Washington CNN —
The House special committee investigating the assassination attempt on President Donald Trump in Butler, Pennsylvania, will hold its first hearing on Capitol Hill on Thursday to question local police and the medical examiner about the July 13 incident in which the former president was shot and one rally attender was killed.
The hearing came a day after a bipartisan Senate committee released a scathing report that cited major failures by the Secret Service that day, including a lack of decision-making and leadership.
Those failures led to serious deficiencies in security, including a denial of resources and a lack of decision-making about who was in charge of which areas of the rally, including the group of buildings the gunman climbed, the report said.
The House task force hearing will instead focus on local law enforcement and their actions that day.
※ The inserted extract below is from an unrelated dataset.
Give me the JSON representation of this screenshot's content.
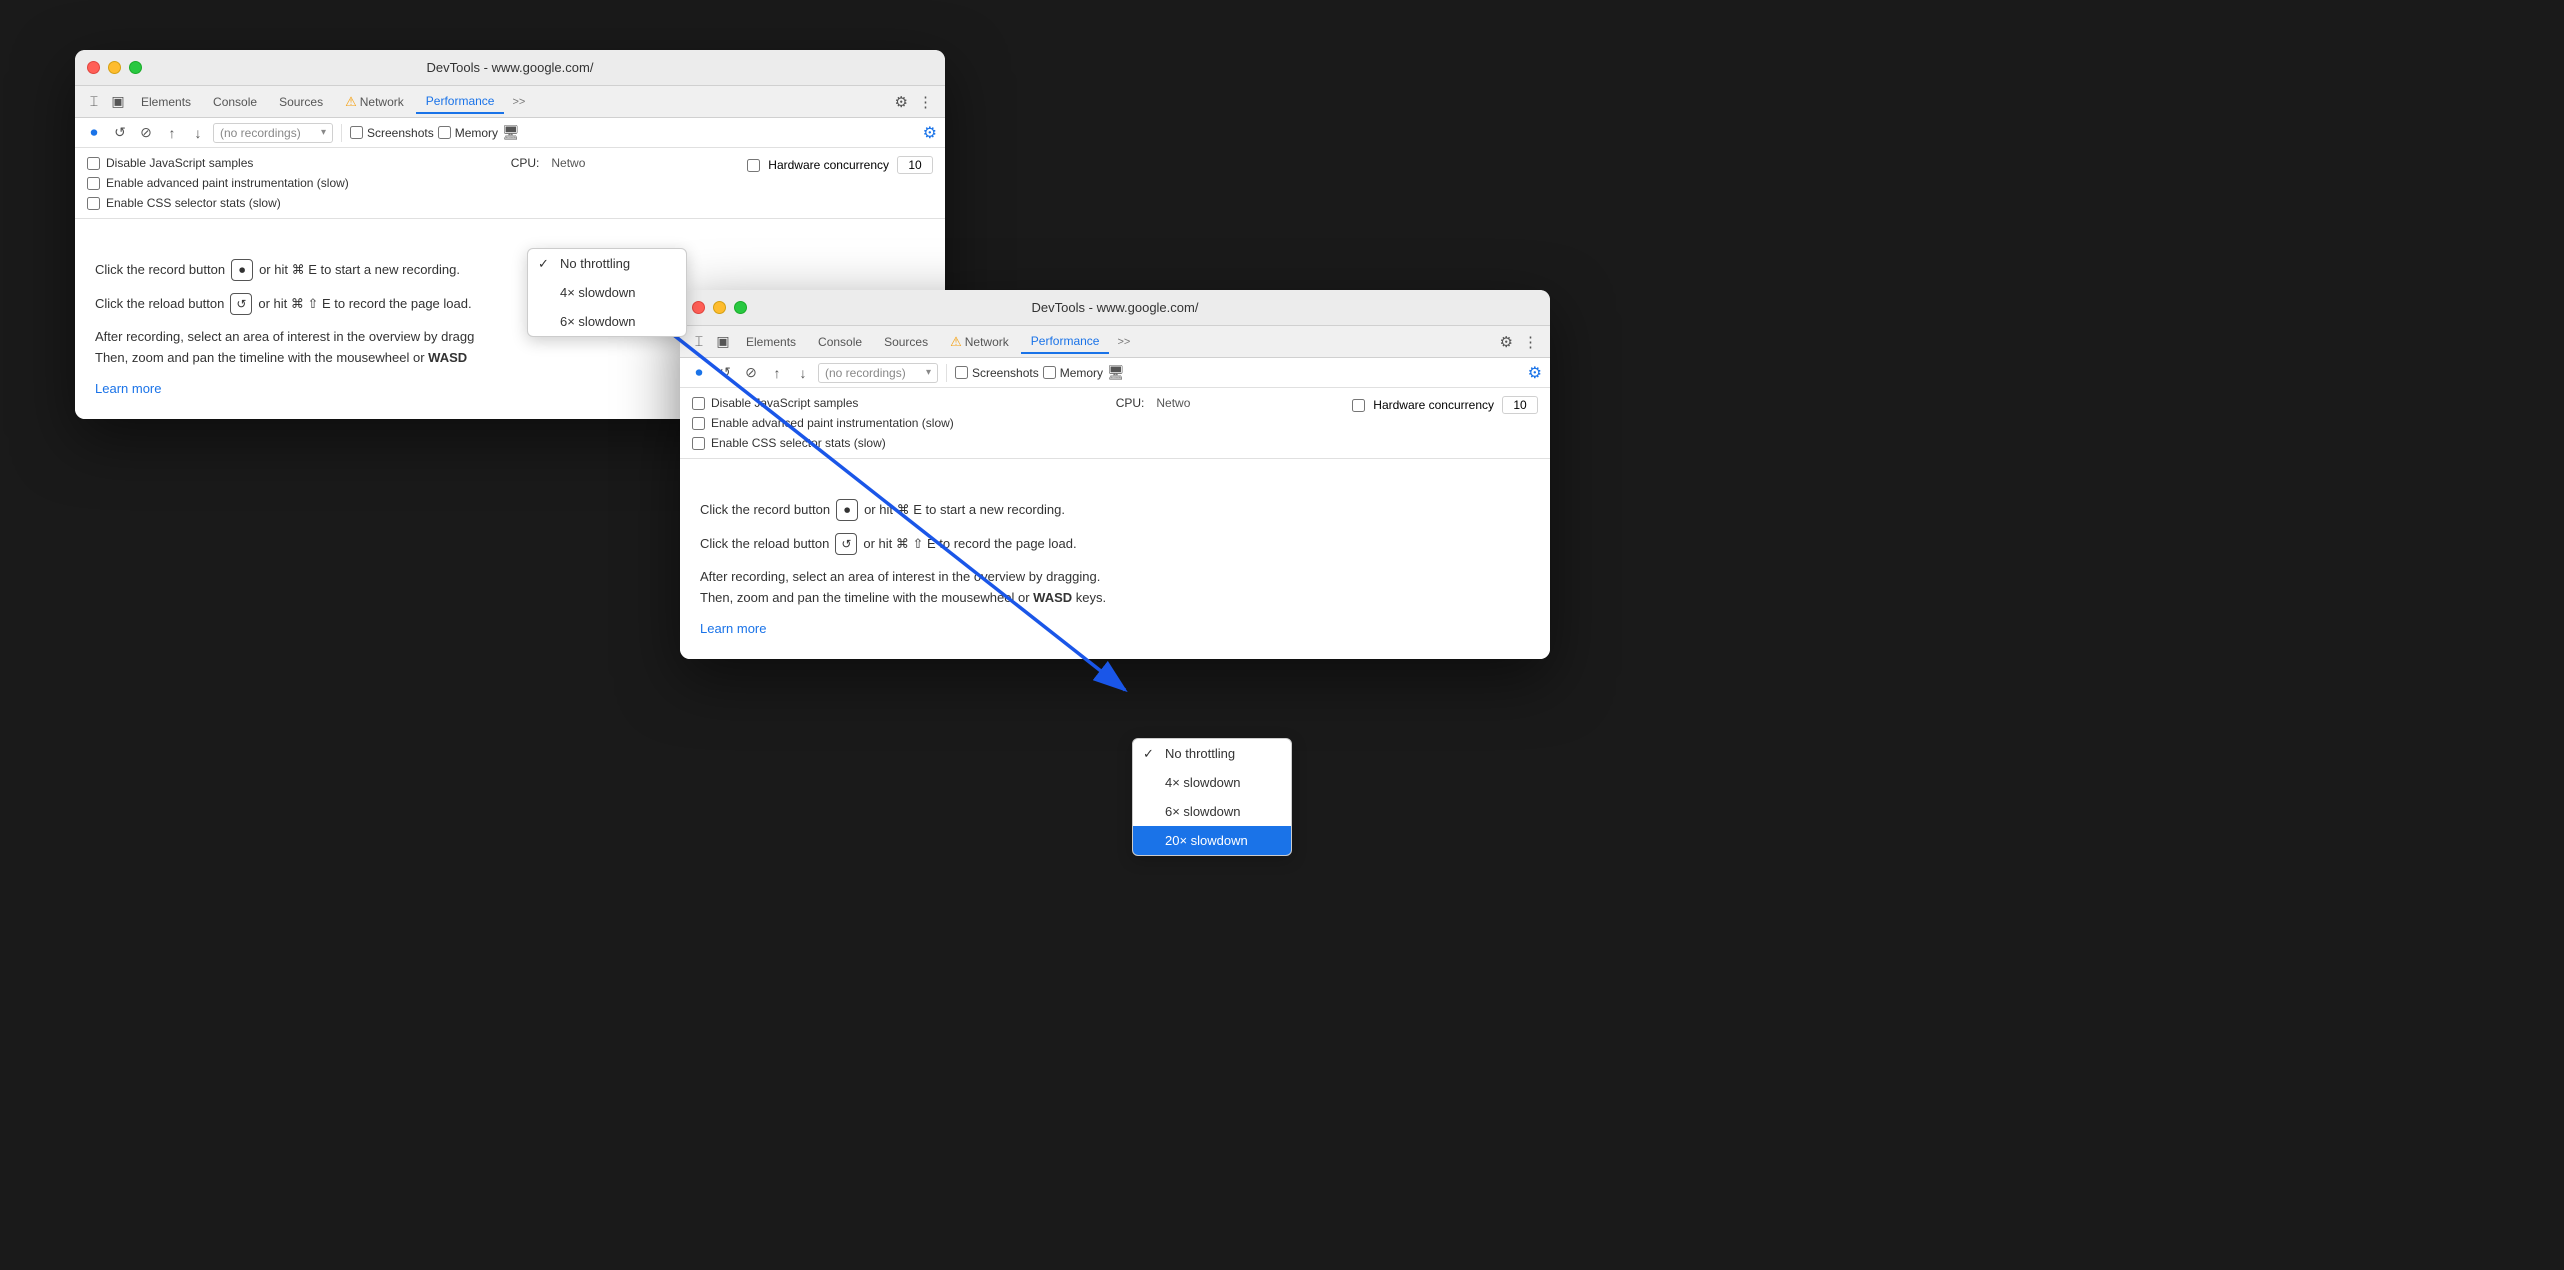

Witnesses will include a local police sergeant and constable, a Pennsylvania State Police trooper and the medical examiner.
The task force, which was recently expanded by the House of Representatives to include an investigation into a second assassination attempt on Trump in Florida this month, has already visited the Pennsylvania rally and met with and interviewed local and federal law enforcement officers involved in the security that day and the subsequent investigation.
While the Secret Service initially blamed local police for the Butler disaster, it has repeatedly maintained that the agency bears full responsibility for its failures that day. But questions remain about why local police failed to stop the shooter, Thomas Matthew Crooks, from climbing to the roofs of nearby buildings with a rifle, despite warnings that Crooks was on the ground and on the rooftops minutes before the shooting began. Crooks was shot dead at the scene by a Secret Service agent shortly after the shooting began.